With the cold weather keeping us indoors on the boat with no Internet to entertain us, I’ve had a lot of spare time to just think. Sometimes, we get so caught up in the immediacy of our lives and our goals, that we lose sight of our priorities. We forget why we work for the things we do, what’s important to us, because everyday life gets in the way and we go into autopilot mode. We go, go, and go, working for the future, without a thought to what makes us happy in the present moment. This is something we have all been guilty of. We have been caught up with boat project after boat project the past couple of years, and I find that we sometimes lose sight of why we got into this in the first place; and that is to love each other and to love our lives. Though I’ve written many-a-whiney blog post about the situation we’ve had to endure, in all honesty, I am very grateful for the experience. Like a sailor many days at sea truly values the warmth of a dry bed, I have learned to appreciate the things I have overlooked in my life. I really believe in the notion that we don’t truly know what we have until it’s gone. Sounds tragic, but it’s really not, it’s simply life. It only remains tragic if you never recognize it and take the time to be happy for the things you do have when you have them. Without hunger, one cannot fully appreciate satiation. Without loneliness, one does not value companionship. Without darkness, one cannot understand the luminosity of light. Funny how it works that way.

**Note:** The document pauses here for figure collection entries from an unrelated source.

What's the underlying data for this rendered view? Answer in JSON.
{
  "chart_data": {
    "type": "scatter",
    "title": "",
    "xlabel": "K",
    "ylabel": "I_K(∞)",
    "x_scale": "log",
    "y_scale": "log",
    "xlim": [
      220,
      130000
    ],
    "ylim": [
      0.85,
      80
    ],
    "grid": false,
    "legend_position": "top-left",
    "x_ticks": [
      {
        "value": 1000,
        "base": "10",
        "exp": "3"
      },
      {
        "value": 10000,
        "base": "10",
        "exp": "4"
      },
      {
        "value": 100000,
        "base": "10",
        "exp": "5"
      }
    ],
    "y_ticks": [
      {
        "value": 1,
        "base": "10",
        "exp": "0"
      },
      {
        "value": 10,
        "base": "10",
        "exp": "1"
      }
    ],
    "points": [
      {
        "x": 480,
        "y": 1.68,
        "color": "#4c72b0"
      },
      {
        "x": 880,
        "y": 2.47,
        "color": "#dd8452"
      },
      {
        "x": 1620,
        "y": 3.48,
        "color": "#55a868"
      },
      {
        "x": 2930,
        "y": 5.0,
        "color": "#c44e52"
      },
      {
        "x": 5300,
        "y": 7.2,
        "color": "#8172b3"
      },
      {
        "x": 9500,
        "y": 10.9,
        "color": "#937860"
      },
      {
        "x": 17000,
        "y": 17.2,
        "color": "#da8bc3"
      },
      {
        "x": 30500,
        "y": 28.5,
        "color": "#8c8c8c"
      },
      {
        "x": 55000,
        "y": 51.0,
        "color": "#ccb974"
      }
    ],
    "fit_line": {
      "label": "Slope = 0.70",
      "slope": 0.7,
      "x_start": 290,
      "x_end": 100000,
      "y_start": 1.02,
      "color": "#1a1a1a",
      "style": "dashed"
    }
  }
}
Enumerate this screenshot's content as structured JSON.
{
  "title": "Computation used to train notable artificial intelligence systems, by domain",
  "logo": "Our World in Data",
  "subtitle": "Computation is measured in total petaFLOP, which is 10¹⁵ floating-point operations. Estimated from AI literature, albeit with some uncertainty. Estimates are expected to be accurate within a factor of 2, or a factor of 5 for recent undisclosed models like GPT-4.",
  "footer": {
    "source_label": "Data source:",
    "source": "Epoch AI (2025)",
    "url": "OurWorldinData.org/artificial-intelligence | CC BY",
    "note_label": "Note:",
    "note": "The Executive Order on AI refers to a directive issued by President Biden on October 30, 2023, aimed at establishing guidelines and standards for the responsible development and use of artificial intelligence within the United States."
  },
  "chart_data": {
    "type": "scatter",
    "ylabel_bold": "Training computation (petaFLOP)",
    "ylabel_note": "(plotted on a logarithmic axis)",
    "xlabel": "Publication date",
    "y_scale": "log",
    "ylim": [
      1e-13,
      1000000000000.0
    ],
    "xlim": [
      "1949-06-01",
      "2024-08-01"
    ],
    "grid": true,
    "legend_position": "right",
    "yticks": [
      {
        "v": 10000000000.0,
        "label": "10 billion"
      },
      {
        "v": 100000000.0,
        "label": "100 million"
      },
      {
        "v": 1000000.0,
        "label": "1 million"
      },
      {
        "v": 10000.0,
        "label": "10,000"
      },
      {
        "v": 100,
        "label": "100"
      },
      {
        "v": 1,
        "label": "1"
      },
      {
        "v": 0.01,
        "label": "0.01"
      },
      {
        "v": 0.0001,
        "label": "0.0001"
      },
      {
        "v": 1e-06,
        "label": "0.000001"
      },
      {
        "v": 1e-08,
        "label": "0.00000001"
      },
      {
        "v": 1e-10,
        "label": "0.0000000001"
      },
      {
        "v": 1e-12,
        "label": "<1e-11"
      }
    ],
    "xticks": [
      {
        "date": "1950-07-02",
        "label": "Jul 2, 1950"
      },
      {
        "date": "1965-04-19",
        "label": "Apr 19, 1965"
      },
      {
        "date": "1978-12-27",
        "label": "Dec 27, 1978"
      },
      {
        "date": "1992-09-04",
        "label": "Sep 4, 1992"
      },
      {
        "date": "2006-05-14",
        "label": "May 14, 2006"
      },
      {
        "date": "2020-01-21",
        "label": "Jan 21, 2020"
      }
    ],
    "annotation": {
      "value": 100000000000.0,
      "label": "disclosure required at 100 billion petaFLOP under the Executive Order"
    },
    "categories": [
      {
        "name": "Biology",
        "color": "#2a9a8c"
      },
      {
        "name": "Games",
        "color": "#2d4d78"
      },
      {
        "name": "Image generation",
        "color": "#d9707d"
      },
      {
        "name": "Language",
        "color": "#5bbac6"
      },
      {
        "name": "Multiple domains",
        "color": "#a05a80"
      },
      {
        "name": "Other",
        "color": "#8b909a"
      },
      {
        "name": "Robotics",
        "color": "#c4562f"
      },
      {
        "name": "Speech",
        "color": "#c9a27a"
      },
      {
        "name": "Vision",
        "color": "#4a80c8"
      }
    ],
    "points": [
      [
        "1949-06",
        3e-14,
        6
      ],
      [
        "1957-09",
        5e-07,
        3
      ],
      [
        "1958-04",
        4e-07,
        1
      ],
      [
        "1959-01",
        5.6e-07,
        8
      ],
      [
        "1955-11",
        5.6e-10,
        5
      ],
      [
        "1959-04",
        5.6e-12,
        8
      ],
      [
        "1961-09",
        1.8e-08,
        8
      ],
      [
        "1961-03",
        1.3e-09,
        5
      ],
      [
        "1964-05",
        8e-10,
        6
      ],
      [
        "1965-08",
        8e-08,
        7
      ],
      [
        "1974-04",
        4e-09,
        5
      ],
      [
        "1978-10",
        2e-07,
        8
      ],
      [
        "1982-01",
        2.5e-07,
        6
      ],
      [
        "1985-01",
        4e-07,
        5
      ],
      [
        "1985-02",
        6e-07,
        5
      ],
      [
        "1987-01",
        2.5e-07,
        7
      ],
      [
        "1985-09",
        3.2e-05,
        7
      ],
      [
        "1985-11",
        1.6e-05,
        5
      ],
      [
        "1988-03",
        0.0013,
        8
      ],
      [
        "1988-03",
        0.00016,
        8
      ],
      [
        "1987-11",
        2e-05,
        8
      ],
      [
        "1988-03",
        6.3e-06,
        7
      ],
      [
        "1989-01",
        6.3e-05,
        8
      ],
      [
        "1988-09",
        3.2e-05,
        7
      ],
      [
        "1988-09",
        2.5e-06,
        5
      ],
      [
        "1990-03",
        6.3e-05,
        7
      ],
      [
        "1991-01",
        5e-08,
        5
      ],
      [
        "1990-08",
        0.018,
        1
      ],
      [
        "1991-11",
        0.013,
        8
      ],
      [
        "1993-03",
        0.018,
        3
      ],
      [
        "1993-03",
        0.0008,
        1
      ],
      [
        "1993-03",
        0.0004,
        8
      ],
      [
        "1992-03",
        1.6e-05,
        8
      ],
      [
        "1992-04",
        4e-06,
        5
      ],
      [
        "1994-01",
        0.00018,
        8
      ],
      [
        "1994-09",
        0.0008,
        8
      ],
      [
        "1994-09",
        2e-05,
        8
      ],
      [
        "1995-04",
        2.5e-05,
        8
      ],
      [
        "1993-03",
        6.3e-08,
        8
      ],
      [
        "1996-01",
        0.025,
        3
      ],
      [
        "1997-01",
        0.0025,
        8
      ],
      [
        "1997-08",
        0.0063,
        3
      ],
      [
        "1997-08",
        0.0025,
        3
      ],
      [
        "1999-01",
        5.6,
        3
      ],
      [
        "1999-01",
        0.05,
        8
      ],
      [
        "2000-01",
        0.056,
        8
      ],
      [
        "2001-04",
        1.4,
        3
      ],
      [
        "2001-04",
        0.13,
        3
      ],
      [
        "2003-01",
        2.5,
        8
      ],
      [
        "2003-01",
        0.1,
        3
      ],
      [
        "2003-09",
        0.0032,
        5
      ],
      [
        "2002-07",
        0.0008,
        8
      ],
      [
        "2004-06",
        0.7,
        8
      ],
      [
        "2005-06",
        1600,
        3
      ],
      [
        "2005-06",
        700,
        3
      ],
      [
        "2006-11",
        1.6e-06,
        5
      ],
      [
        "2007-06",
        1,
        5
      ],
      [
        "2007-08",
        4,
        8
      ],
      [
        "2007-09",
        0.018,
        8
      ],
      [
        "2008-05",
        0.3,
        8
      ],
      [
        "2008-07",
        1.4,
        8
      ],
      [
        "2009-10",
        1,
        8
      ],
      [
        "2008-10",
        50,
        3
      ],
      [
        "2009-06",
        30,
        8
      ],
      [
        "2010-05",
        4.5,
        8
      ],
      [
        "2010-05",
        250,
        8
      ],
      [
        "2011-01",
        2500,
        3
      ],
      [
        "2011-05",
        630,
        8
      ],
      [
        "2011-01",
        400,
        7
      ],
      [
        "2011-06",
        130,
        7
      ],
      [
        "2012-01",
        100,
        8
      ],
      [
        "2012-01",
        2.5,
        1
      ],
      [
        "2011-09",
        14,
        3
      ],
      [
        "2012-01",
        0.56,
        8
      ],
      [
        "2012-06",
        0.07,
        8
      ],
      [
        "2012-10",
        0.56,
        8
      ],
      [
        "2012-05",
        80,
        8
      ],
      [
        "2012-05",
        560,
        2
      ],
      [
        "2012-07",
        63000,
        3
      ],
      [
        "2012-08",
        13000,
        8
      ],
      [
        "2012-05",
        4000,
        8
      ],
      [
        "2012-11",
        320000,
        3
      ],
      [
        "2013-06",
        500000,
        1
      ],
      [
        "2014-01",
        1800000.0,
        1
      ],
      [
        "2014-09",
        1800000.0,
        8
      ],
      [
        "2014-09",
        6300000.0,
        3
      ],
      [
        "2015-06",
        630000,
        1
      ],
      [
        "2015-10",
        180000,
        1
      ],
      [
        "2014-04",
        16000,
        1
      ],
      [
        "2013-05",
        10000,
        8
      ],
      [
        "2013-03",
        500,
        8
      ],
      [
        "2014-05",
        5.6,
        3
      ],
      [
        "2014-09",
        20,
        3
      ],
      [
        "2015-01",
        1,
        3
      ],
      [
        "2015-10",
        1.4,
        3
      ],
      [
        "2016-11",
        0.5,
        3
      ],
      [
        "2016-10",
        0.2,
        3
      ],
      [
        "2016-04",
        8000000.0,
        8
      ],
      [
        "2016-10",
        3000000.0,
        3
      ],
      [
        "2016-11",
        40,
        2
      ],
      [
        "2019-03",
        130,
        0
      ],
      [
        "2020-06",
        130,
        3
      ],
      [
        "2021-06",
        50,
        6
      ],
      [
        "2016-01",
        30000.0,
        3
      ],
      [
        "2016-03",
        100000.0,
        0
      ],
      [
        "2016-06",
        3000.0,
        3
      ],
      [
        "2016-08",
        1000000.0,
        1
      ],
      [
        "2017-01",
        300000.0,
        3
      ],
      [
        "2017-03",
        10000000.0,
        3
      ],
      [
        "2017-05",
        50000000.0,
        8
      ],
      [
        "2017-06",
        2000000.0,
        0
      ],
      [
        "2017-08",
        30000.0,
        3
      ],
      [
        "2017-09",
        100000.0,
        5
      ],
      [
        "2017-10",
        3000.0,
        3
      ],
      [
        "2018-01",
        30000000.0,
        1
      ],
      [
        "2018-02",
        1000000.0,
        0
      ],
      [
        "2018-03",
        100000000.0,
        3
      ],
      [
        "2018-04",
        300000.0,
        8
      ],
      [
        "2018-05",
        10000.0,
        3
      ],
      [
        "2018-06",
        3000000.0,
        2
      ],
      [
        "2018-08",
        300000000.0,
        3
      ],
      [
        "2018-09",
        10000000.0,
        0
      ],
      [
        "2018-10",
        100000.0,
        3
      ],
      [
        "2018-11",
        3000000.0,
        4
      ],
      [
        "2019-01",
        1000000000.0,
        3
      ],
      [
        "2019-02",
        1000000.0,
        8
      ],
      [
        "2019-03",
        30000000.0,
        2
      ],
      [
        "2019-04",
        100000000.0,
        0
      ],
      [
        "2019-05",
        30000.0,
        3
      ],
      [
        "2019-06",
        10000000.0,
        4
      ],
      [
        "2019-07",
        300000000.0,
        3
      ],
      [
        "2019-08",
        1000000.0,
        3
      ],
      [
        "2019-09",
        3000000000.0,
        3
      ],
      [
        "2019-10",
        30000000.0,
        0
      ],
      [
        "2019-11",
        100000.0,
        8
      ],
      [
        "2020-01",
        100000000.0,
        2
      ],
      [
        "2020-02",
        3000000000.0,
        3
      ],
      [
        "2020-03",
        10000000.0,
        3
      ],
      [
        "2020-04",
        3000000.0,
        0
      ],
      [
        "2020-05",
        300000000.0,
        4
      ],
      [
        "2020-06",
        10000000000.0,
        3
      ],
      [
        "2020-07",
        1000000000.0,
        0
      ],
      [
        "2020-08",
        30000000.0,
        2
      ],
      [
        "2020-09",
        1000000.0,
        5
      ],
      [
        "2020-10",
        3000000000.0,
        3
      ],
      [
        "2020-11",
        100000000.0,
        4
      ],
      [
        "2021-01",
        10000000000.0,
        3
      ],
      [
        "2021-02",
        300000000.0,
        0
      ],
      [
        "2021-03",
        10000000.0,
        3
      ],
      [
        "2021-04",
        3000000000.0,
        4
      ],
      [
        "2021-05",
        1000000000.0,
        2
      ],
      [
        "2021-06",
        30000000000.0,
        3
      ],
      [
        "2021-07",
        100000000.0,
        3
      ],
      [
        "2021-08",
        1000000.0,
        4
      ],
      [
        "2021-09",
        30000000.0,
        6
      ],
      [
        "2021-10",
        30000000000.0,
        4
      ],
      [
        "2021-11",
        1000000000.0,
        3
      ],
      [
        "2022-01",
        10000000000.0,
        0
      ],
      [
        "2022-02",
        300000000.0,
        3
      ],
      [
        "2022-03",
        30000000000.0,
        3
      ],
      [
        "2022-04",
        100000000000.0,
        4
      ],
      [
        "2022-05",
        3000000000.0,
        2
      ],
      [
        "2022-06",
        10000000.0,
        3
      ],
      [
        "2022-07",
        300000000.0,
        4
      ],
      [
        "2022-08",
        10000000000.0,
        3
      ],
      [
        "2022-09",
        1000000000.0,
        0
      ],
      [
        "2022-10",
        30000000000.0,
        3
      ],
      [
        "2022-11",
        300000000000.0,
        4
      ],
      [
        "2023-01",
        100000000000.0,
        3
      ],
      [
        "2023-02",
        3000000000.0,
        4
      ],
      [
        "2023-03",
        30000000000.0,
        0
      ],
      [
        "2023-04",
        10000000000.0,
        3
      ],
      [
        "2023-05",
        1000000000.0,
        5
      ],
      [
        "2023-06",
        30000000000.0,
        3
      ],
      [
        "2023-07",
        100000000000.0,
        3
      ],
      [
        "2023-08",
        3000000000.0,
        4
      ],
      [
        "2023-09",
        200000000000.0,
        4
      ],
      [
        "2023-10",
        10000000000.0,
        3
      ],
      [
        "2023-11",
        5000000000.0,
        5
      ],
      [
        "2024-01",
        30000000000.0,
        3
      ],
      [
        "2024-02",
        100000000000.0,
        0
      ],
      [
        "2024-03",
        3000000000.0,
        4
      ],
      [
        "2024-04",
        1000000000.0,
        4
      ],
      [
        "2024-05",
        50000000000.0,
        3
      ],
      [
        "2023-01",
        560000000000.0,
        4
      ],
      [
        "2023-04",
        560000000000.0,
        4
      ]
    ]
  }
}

I miss the people I love. Simply having someone to laugh with, to have lunch with, or seeing a familiar face would be something I’d give my first born for. These things I never thought I would miss to the extent that I do. To have someone care for you and your well being, and not judge you if you fall, but hold your hand and pick you up. Thinking of this makes my heart swell with sadness and longing, but again, this is a part of life. Believe it or not, I chose this lifestyle knowing that living on a boat would do this to me. I knew it would open my eyes, make me not take a moment more in my life for granted.
I remember the day that I had this epiphany, the day that cemented that living on a boat was something I wanted, something I needed to do to shape myself. We had been out at sea for a couple days, between Bermuda and NY, only snacking on fruit, nuts, and cold cuts. The weather was rough and I remember someone made Lentil soup. I remember how grateful I was for the warmth of that soup, how every bite tasted better than anything I had ever consumed before, how I savored every moment of that soup-eating experience. In those moments, it dawned on me that I wanted to forever feel that way about life, about the ones I loved, about food, about the warmth of a hug, about the smell of a flower, about all the things that I had never given a second thought to. I realized that the vibrancy of these seemingly mundane things would be paled if I went on the way I did, living comfortably, just letting life smoothly pass by. I knew in those moments that I needed to live and suffer so that I could enrich my life, not with all the things that I wanted for myself in the future, but with the things that I already have.